When Greptile generates a new comment, it computes the embedding vector for that comment and applies a filtering rule based on cosine similarity:
- If the new comment has high cosine similarity (exceeding a threshold) with at least 3 unique downvoted comments, it gets blocked
- If it has high similarity with at least 3 upvoted comments, it passes
- If neither condition is met, or both are met, the comment passes through
This approach leverages the insight that most nit comments cluster into a relatively small number of semantic categories. Once a team has downvoted enough comments of a particular type (e.g., "consider adding more descriptive variable names"), the system can automatically filter out future comments that are semantically similar.
## Results and Limitations
The embedding-based filtering approach achieved significant results. Within two weeks of deployment, the address rate improved from 19% to over 55%—nearly a threefold improvement. While the team acknowledges this is "far from perfect," it represented the most impactful technique they found for reducing LLM output noise.
It's worth noting that this case study comes from a company selling an AI code review product, so there may be some promotional intent in how results are presented. However, the technical details are transparent about what didn't work, and the 55% address rate is presented honestly as imperfect rather than as a complete solution.
## LLMOps Implications
This case study offers several valuable lessons for LLMOps practitioners:
**Prompt engineering has limits**: Despite being the most common first approach to modifying LLM behavior, prompt engineering failed to solve this problem. This suggests that for nuanced, subjective quality dimensions, structural solutions may be necessary.
**LLM-as-a-judge isn't universal**: While LLM-based evaluation is popular for certain tasks, this case demonstrates it doesn't work well when evaluation criteria are subjective and context-dependent. The added latency is also a practical consideration.
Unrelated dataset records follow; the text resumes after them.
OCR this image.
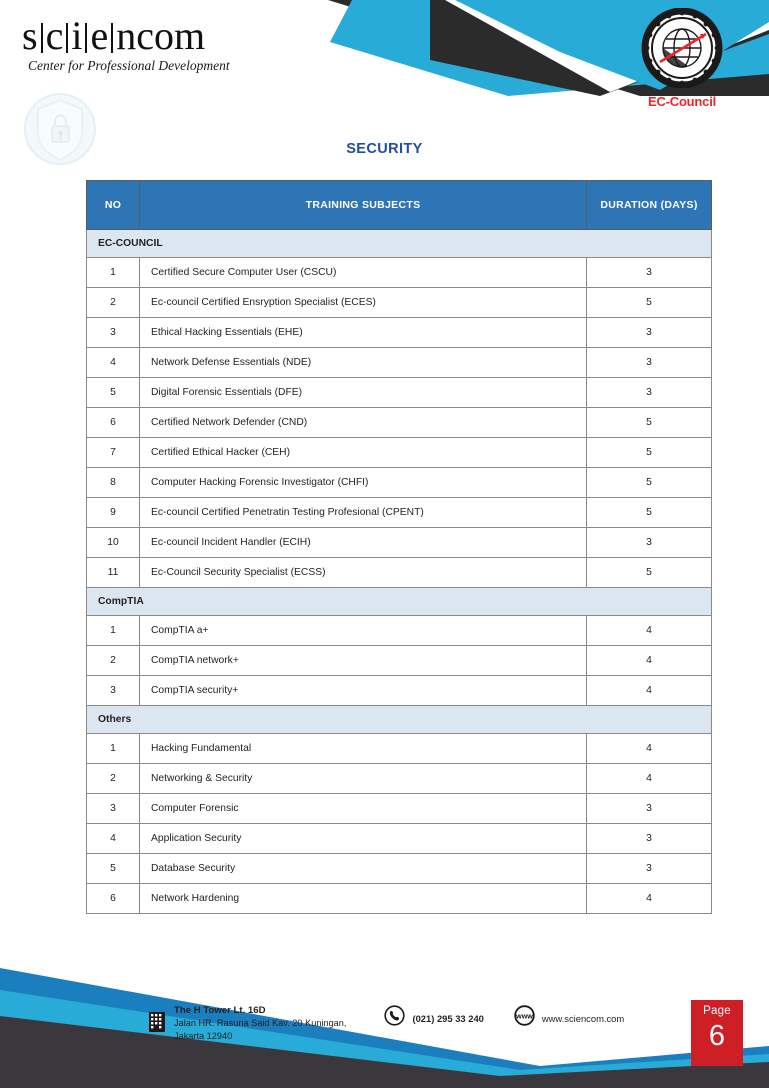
s c i e ncom
Center for Professional Development
EC-Council
SECURITY
NO	TRAINING SUBJECTS	DURATION (DAYS)
EC-COUNCIL		
1	Certified Secure Computer User (CSCU)	3
2	Ec-council Certified Ensryption Specialist (ECES)	5
3	Ethical Hacking Essentials (EHE)	3
4	Network Defense Essentials (NDE)	3
5	Digital Forensic Essentials (DFE)	3
6	Certified Network Defender (CND)	5
7	Certified Ethical Hacker (CEH)	5
8	Computer Hacking Forensic Investigator (CHFI)	5
9	Ec-council Certified Penetratin Testing Profesional (CPENT)	5
10	Ec-council Incident Handler (ECIH)	3
11	Ec-Council Security Specialist (ECSS)	5
CompTIA		
1	CompTIA a+	4
2	CompTIA network+	4
3	CompTIA security+	4
Others		
1	Hacking Fundamental	4
2	Networking & Security	4
3	Computer Forensic	3
4	Application Security	3
5	Database Security	3
6	Network Hardening	4
The H Tower Lt. 16D
Jalan HR. Rasuna Said Kav. 20 Kuningan,
Jakarta 12940
(021) 295 33 240	www www.sciencom.com
Page
6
**User feedback loops are valuable**: By building a system that learns from actual user behavior (upvotes, downvotes, addressed comments), Greptile created a self-improving system that adapts to each team's standards. This is a powerful pattern for production LLM applications.
**Embeddings enable semantic clustering**: Rather than trying to encode rules about what makes a good comment, the embedding approach lets the system discover semantic patterns organically. This is more robust than rule-based filtering.
**Personalization at the team level**: By maintaining separate embedding stores per team, the system can learn different standards for different contexts. This acknowledges that quality is not a universal constant but depends on the audience.
**Iterative improvement**: The team's willingness to try multiple approaches, measure results, and iterate is a hallmark of mature LLMOps practice. They also acknowledge the problem is ongoing and anticipate future improvements.
The case study also implicitly touches on the challenges of model-agnosticism—they ruled out fine-tuning partly because it would tie them to a specific model. The embedding-based approach maintains flexibility across underlying LLM providers.
Overall, this case study demonstrates a practical, production-tested approach to a common LLMOps challenge: when LLMs are too verbose, sometimes the best solution is not to change the LLM itself but to build intelligent filtering layers that learn from user behavior.